芸能プロダクションのアミューズが、Web3やメタバース、NFT(非代替性トークン)などエンターテインメント分野でのテクノロジー活用に本腰を入れ始めた。同社はサザンオールスターズ、福山雅治ら有名アーティスト・タレントを多数擁する大手。2022年6月にテクノロジー推進の新会社と、関連分野のスタートアップに投資するファンドの設立を発表した。新たなテクノロジーを活用した新たなエンターテインメントを創出するのが狙いだ。
「エンターテインメントの未来のためにあるべき手を打っている会社だと思ってもらえるようなプロジェクトを出すことが重要」
こう話すのは、新会社Kulture(東京・渋谷)の代表取締役である白石耕介氏だ。22年4月に設立した新会社のミッションは「テクノロジーの進化と共に、新しいエンターテインメントを創造する」――。来るべきWeb3やメタバースの時代に向けて、アーティストやタレントなどのIP(知的財産)の新たな価値を生み出そうというわけだ。

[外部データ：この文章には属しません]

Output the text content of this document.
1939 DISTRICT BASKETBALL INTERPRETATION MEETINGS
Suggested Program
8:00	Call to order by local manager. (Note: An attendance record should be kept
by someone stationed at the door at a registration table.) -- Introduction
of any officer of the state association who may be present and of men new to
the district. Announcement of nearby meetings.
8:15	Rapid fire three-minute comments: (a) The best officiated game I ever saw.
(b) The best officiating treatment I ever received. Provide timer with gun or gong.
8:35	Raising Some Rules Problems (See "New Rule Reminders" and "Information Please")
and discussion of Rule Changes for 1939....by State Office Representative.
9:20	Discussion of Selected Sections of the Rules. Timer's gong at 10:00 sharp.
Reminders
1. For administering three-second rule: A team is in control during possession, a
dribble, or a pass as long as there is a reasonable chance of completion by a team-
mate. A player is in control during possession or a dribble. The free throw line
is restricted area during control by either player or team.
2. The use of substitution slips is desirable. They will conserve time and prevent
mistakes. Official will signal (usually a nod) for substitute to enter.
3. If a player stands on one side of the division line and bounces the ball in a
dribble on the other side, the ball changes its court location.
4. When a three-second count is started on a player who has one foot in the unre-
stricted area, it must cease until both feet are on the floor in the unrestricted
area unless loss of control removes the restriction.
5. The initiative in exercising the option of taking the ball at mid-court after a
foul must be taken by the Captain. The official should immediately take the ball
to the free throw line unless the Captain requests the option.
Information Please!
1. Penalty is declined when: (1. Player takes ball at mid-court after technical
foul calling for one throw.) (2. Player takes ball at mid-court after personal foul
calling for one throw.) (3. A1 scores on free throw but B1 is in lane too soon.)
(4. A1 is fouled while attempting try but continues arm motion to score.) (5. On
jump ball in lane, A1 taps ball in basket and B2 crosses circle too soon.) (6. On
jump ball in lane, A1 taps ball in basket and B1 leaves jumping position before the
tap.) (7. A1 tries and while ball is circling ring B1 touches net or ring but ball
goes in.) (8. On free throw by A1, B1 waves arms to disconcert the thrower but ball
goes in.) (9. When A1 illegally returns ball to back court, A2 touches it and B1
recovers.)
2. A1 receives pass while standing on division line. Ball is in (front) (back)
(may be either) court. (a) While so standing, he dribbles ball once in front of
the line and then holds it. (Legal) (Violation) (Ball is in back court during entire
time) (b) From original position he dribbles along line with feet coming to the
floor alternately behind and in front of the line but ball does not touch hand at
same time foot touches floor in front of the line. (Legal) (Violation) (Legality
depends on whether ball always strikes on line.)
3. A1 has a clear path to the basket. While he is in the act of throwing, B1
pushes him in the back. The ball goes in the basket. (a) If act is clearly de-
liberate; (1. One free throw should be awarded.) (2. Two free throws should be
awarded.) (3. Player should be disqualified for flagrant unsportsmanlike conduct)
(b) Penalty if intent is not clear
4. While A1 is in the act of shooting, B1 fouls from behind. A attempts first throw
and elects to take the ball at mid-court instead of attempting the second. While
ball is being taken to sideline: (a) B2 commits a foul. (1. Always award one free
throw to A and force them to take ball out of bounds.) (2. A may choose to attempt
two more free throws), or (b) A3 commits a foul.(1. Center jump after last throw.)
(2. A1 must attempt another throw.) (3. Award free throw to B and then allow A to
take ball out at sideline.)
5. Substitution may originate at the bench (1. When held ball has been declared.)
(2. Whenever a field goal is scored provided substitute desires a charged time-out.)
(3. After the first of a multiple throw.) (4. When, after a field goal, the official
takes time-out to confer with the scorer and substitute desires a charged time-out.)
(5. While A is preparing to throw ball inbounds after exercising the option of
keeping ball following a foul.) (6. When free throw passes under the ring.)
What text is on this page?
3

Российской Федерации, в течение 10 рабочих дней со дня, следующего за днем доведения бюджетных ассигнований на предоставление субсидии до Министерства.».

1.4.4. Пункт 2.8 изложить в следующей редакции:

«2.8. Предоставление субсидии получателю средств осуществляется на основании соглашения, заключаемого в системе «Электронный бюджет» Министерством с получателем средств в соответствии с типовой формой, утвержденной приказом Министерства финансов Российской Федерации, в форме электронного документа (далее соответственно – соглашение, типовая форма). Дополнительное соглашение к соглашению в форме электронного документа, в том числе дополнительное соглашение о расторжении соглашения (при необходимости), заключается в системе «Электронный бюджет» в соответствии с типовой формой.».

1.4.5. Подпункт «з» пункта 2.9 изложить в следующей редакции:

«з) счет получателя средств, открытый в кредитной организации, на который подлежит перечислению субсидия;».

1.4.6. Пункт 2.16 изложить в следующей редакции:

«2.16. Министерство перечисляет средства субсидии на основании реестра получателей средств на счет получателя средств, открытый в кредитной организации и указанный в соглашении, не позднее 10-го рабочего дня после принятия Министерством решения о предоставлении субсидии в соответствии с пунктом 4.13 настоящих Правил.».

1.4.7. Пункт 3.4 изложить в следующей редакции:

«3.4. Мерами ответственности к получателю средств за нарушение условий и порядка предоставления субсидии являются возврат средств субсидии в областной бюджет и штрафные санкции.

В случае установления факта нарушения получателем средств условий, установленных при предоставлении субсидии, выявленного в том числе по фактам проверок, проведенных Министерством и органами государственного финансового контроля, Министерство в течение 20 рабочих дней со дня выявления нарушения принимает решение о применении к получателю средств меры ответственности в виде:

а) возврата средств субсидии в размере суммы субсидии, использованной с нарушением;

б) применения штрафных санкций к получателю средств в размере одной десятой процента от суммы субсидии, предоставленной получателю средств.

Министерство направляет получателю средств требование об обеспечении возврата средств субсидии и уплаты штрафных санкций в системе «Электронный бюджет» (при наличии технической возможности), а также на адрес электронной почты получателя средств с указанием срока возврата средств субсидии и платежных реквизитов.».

新しいエンターテインメントの創出とはいったい何か――。「先端テクノロジーを取り入れて市場に対して競争優位を持つようなエンターテインメントのソリューションビジネスを自らつくっている会社になる。そして、デジタルでアーティスト活動をどんどん強化していきます」と語る白石氏は、具体的な取り組みとして大きく3つを掲げる。
1つは、新しい時代にあったサービスをつくり上げること。コンテンツの魅力を引き出すサービス群を企画・開発する。

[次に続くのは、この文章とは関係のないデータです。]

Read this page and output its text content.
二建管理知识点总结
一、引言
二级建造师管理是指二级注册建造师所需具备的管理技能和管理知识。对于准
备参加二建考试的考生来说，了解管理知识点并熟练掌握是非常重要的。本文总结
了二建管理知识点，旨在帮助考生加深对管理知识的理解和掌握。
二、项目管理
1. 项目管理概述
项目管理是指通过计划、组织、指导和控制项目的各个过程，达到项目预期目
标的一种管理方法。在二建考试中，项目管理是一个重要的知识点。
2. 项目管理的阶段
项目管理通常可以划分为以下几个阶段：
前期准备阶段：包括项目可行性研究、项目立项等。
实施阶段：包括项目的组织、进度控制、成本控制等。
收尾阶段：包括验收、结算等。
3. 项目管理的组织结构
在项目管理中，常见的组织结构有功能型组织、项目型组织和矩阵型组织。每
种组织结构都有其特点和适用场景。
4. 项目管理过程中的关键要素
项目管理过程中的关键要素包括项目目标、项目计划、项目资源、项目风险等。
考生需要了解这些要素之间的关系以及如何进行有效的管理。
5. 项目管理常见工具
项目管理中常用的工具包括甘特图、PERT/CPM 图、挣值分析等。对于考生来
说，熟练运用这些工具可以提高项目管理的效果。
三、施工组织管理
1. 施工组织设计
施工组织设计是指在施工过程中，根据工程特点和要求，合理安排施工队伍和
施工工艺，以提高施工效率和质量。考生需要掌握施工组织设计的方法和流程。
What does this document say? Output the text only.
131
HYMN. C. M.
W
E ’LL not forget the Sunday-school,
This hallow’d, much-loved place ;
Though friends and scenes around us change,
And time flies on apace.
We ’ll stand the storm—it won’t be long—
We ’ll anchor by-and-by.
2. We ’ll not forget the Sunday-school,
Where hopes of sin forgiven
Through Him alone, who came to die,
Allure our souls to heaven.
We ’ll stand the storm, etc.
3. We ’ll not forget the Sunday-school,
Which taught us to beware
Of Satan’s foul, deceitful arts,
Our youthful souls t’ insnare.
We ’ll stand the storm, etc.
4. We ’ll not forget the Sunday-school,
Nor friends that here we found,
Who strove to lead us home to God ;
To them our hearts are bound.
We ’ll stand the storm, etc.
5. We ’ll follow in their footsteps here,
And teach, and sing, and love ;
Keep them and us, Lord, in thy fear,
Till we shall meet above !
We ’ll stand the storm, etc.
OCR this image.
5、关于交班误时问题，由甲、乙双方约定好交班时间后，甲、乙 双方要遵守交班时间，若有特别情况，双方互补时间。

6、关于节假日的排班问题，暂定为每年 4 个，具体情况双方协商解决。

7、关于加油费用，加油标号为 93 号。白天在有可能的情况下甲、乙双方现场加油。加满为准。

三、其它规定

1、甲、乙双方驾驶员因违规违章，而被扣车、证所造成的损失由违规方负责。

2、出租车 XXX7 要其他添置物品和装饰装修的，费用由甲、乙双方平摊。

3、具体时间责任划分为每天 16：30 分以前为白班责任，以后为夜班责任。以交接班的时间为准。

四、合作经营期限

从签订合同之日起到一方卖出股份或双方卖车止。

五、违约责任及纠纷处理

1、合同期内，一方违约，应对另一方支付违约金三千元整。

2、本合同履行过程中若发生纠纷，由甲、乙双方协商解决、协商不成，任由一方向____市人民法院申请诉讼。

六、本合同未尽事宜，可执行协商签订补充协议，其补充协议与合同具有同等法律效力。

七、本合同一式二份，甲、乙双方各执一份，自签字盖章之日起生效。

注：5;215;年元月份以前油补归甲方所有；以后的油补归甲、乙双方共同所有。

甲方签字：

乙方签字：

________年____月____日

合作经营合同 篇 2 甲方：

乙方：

2つ目は、Web3、メタバース、NFTなどを活用した新たなIPマーケティングを仕掛けること。デジタルを起点にしたマーケティング施策などの実施だ。
3つ目は、デジタルの仕掛けを中心に売り出したり、デジタル上で活躍したりするようなIPを積極的につくっていくこと。リアルなアーティストに限定しないデジタルを主戦場としたIPや、既存アーティストのデジタル展開などを進める。

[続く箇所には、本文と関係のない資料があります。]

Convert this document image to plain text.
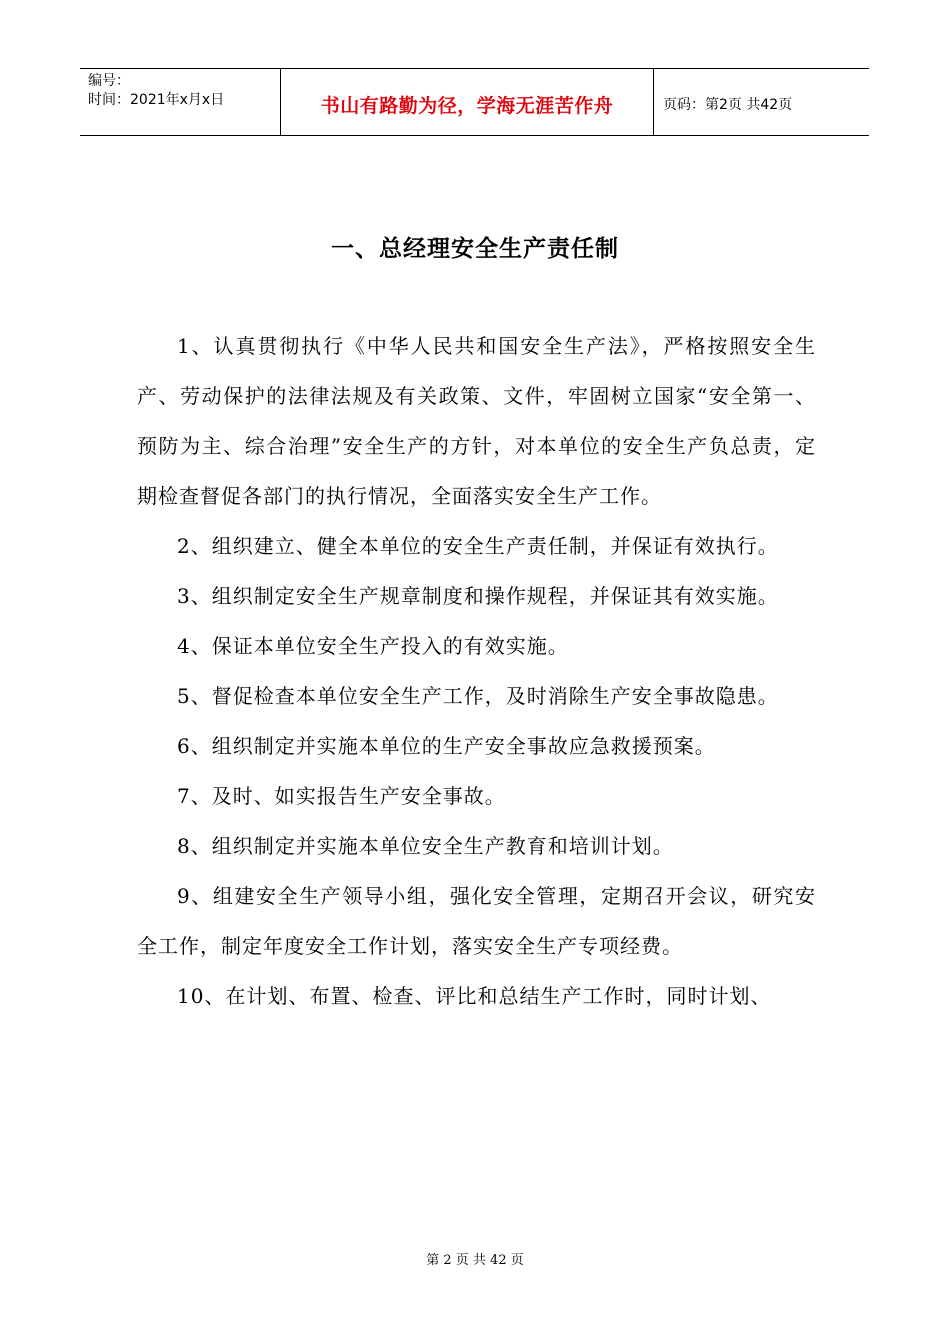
编号：
时间：2021年x月x日	书山有路勤为径，学海无涯苦作舟	页码：第2页 共42页
一、总经理安全生产责任制

1、认真贯彻执行《中华人民共和国安全生产法》，严格按照安全生产、劳动保护的法律法规及有关政策、文件，牢固树立国家“安全第一、预防为主、综合治理”安全生产的方针，对本单位的安全生产负总责，定期检查督促各部门的执行情况，全面落实安全生产工作。

2、组织建立、健全本单位的安全生产责任制，并保证有效执行。

3、组织制定安全生产规章制度和操作规程，并保证其有效实施。

4、保证本单位安全生产投入的有效实施。

5、督促检查本单位安全生产工作，及时消除生产安全事故隐患。

6、组织制定并实施本单位的生产安全事故应急救援预案。

7、及时、如实报告生产安全事故。

8、组织制定并实施本单位安全生产教育和培训计划。

9、组建安全生产领导小组，强化安全管理，定期召开会议，研究安全工作，制定年度安全工作计划，落实安全生产专项经费。

10、在计划、布置、检查、评比和总结生产工作时，同时计划、

第 2 页 共 42 页
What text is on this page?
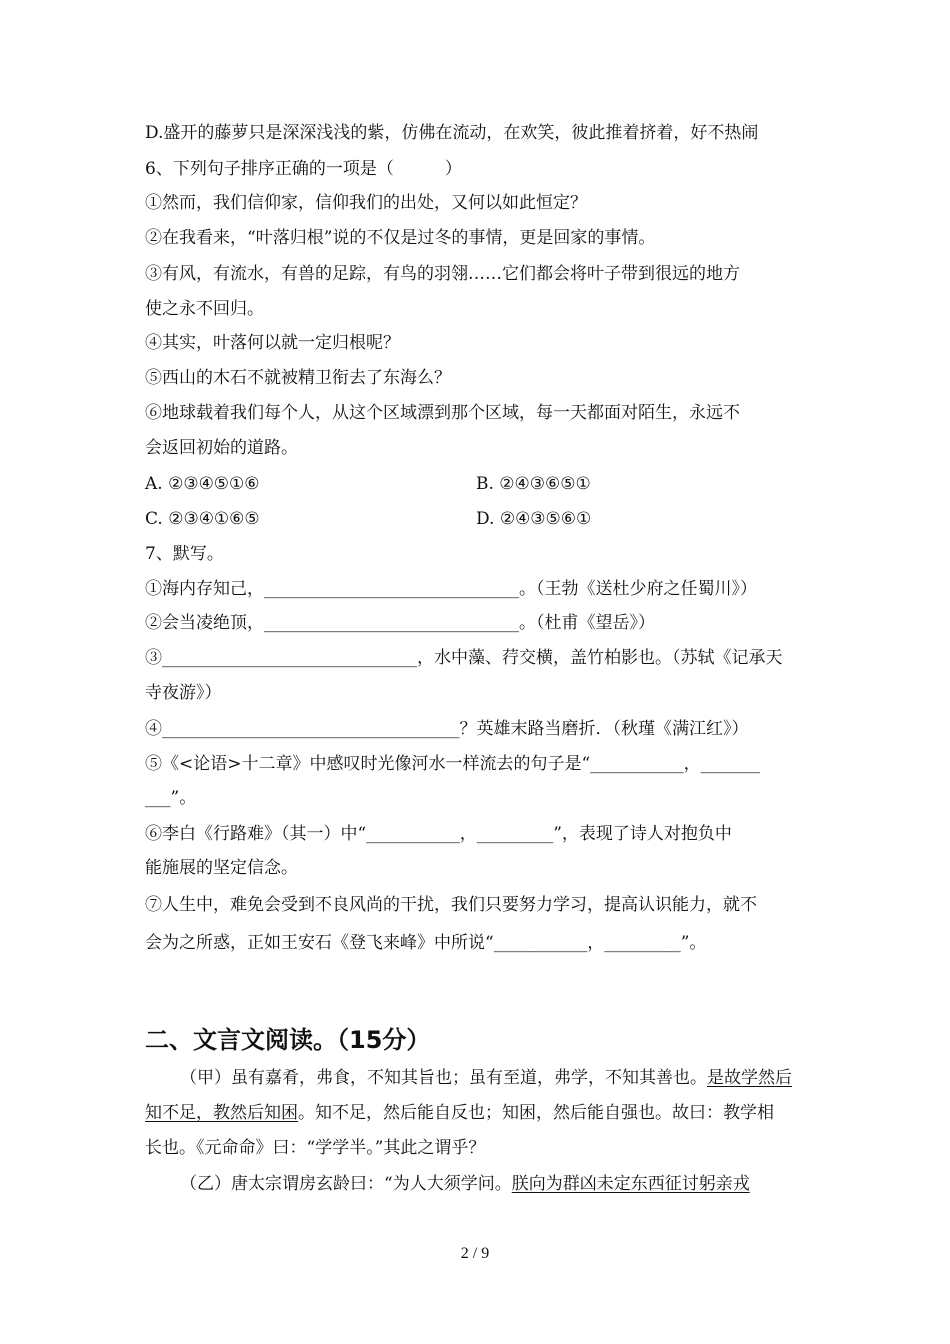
D.盛开的藤萝只是深深浅浅的紫，仿佛在流动，在欢笑，彼此推着挤着，好不热闹
6、下列句子排序正确的一项是（　　　）
①然而，我们信仰家，信仰我们的出处，又何以如此恒定？
②在我看来，“叶落归根”说的不仅是过冬的事情，更是回家的事情。
③有风，有流水，有兽的足踪，有鸟的羽翎……它们都会将叶子带到很远的地方
使之永不回归。
④其实，叶落何以就一定归根呢？
⑤西山的木石不就被精卫衔去了东海么？
⑥地球载着我们每个人，从这个区域漂到那个区域，每一天都面对陌生，永远不
会返回初始的道路。
A. ②③④⑤①⑥	B. ②④③⑥⑤①
C. ②③④①⑥⑤	D. ②④③⑤⑥①
7、默写。
①海内存知己，______________________________。（王勃《送杜少府之任蜀川》）
②会当凌绝顶，______________________________。（杜甫《望岳》）
③______________________________，水中藻、荇交横，盖竹柏影也。（苏轼《记承天
寺夜游》）
④___________________________________？英雄末路当磨折．（秋瑾《满江红》）
⑤《<论语>十二章》中感叹时光像河水一样流去的句子是“___________，_______
___”。
⑥李白《行路难》（其一）中“___________，_________”，表现了诗人对抱负中
能施展的坚定信念。
⑦人生中，难免会受到不良风尚的干扰，我们只要努力学习，提高认识能力，就不
会为之所惑，正如王安石《登飞来峰》中所说“___________，_________”。
二、文言文阅读。（15分）
（甲）虽有嘉肴，弗食，不知其旨也；虽有至道，弗学，不知其善也。是故学然后
知不足，教然后知困。知不足，然后能自反也；知困，然后能自强也。故曰：教学相
长也。《元命命》曰：“学学半。”其此之谓乎？
（乙）唐太宗谓房玄龄曰：“为人大须学问。朕向为群凶未定东西征讨躬亲戎
2 / 9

具体的な事業としての第1弾も、会社設立の発表と同時に始めた。NFTのコンテンツである「Kulture membership Pre-Launch NFT」の販売だ。Kultureの公式サイトに掲載しているキービジュアル4作品の限定NFTを22年6月下旬から、1つ0.05ETH(暗号資産、執筆時点のレートで1万円程度)で販売した。用意した16個は1日で売り切れたという。NFTの保有者は、今後立ち上げる予定のコミュニティー「Kulture Klub(仮称)」のメンバーとして、コミュニティーづくりに携われる。
スタートアップへの投資事業である「KultureFUND」も設立した。Web3やメタバースなどのビジネスを「自分たちで100%できるとは思っていません」と白石氏。ファンドを通じて投資することでパートナーを増やし、新たなエンターテインメントを創出する。テクノロジーの進化に伴う環境変化に対応するための取り組みの一つだ。「スピード感を上げるため、Kulture独自の判断で決済できるようにしたのがポイント」と話す白石氏。「シードラウンド、シリーズAくらいのスタートアップに、1社で最高1億円までを目安に投資します」(白石氏)と言う。